Rescues begin in Larimer County where high water has people stranded

FORT COLLINS, Colo. - A family of three and their dog were rescued Friday morning, Larimer County reports. Sheriff Justin Smith said many people were stranded throughout the county after waters rose unexpectedly high overnight.

"We do know that there are people stranded throughout Larimer County. Up and down. Whether it’s the rivers, by creeks, whatever, we've got people stranded. We simply can't get in there."

The rescued family and dog had been trapped along County Road 47.

"Thanks again Colorado National Guard," the Larimer County Sheriff's Twitter account said.

Because teams haven't been able to access the isolated areas, Smith said there was no count of the total number of stranded people or damaged properties.

A National Guard helicopter flew over and briefly interrupted the news conference. Smith said air assets like that would be instrumental in gathering information.

Another National Guard resource Smith discussed are military police who were deployed to assist deputies and officers at some of the many checkpoints in Larimer County.

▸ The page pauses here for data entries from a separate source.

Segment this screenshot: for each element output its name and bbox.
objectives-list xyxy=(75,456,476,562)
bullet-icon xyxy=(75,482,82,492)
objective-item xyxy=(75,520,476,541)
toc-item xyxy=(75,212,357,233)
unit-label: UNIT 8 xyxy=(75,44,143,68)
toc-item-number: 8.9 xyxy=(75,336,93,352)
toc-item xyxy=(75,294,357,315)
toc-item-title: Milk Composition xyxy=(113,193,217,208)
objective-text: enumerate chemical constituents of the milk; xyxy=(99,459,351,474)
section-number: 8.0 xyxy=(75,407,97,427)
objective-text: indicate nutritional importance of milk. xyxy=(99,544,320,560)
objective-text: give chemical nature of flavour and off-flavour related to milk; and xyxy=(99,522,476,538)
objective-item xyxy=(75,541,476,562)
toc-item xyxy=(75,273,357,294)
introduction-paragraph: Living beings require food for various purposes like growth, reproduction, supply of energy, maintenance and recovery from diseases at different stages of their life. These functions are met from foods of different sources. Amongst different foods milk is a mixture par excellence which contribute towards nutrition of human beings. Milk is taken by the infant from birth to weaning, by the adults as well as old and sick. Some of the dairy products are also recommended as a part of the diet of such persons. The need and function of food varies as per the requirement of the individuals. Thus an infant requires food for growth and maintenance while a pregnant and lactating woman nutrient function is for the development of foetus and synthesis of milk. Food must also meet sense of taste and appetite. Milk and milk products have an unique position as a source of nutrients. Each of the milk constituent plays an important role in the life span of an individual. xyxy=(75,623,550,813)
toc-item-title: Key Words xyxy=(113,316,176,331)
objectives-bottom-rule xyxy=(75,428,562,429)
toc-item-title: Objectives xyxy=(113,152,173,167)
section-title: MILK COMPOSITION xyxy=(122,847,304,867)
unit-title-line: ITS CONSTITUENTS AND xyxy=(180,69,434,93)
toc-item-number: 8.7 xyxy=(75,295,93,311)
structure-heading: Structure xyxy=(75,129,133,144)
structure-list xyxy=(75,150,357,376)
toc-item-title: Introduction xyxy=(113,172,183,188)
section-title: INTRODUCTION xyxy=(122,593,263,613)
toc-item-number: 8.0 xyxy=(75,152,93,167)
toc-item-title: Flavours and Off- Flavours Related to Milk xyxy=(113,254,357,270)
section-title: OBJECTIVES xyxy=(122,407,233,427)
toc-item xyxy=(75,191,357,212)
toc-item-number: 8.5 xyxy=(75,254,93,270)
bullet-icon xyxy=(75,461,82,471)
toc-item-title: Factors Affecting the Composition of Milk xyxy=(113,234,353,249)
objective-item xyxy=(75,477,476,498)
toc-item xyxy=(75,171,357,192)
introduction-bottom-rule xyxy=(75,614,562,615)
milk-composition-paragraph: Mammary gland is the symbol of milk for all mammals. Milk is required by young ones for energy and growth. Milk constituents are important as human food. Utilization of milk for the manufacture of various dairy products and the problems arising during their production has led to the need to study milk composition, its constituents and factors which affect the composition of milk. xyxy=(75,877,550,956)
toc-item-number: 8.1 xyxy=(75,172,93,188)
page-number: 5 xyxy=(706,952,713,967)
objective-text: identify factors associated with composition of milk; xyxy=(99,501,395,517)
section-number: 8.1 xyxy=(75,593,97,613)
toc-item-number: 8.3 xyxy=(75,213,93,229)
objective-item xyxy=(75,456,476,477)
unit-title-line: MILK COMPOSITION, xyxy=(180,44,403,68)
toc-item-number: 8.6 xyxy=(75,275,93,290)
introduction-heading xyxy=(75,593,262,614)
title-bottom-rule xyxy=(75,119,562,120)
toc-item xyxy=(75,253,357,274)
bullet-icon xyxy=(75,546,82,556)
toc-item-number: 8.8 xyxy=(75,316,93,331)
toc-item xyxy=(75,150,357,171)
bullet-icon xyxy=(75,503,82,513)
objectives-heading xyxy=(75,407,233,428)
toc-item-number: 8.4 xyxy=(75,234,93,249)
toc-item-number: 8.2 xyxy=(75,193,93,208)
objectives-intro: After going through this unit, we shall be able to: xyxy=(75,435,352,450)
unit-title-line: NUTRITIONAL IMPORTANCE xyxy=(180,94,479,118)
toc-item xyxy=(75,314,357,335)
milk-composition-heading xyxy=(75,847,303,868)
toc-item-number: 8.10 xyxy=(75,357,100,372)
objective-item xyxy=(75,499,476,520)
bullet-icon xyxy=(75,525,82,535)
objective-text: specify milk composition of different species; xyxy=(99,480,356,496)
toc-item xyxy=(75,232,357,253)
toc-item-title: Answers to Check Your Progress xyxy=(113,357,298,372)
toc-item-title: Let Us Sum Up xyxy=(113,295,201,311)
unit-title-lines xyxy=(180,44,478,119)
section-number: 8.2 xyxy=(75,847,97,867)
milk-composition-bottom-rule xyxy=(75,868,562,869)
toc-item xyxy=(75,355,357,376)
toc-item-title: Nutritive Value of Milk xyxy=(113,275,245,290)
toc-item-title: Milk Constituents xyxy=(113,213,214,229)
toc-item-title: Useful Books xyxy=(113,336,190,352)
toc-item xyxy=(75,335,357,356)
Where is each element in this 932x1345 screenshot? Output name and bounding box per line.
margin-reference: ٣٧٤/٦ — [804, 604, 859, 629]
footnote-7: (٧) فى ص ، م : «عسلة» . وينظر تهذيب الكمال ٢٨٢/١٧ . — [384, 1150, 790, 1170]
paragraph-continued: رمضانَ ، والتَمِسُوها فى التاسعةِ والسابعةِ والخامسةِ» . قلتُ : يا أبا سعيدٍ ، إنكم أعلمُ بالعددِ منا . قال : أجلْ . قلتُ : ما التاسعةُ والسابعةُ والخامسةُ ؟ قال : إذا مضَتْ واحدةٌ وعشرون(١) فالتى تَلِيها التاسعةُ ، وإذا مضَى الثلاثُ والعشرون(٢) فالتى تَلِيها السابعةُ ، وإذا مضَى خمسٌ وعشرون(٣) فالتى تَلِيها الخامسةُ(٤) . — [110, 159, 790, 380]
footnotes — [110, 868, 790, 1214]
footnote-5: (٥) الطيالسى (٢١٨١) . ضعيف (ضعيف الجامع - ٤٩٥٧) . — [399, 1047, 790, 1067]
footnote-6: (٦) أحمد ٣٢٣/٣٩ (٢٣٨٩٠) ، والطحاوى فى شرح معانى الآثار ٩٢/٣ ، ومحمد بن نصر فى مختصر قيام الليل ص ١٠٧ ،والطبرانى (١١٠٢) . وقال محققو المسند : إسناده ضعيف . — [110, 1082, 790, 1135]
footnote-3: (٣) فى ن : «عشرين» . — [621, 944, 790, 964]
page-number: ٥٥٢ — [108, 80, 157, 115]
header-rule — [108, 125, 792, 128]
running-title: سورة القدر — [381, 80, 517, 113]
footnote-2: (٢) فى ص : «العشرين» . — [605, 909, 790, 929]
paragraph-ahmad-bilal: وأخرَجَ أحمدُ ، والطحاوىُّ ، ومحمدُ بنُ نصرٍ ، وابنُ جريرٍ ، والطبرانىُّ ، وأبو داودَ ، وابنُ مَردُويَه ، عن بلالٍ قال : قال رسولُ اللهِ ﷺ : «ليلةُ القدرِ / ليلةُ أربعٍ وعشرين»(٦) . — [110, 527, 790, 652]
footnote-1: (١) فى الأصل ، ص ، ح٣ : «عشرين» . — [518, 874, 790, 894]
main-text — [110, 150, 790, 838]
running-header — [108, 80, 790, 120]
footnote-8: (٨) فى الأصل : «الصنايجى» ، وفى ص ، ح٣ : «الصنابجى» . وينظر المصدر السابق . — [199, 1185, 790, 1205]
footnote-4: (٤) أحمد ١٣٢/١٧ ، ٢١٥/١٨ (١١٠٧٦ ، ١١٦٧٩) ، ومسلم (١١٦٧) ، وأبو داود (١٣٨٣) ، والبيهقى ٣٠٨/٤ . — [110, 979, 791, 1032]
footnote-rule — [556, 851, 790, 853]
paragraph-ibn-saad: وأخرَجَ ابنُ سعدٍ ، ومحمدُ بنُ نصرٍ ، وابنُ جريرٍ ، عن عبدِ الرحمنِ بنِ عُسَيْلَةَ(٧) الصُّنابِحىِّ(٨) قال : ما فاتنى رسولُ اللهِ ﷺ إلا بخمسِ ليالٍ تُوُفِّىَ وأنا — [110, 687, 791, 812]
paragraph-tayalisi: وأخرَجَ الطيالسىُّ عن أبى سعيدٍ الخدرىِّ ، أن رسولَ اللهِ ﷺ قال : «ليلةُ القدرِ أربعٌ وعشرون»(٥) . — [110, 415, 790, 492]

Several of those checkpoints were moved overnight.

"We had estimates of pretty high river flows. By late night or early morning, those (flow rates) had been revised up about 50 percent about Poudre Canyon and the Big Thompson Canyon," Smith explained.

But there was good news Friday morning.

"We've seen the rain slow down and that's given us some breathing room. In fact, we started today at a lower water level in Lake Estes than we started yesterday," said Kara Lamb, spokeswoman for the Bureau of Reclamation, which operates the Colorado Big Thompson Project.

Lamb said the project was doing all it could to move water out of the Big Thompson Canyon. Their options were limited because of volume of water flowing through, but she was careful to say all the dams are "doing exactly what they are designed to do."

Lake Estes received heavy rain and Lamb said some of the water was directed to reservoirs. The majority of the water was sent into the Big Thompson Canyon.

The flow into the canyon peaked at 5,280 cubic feet per second, but Lamb said the current flow rate is much less -- an estimated 4,180 cubic feet per second.

She explained a cubic foot of water was roughly equivalent to the size of a basketball and would weigh about 80 pounds.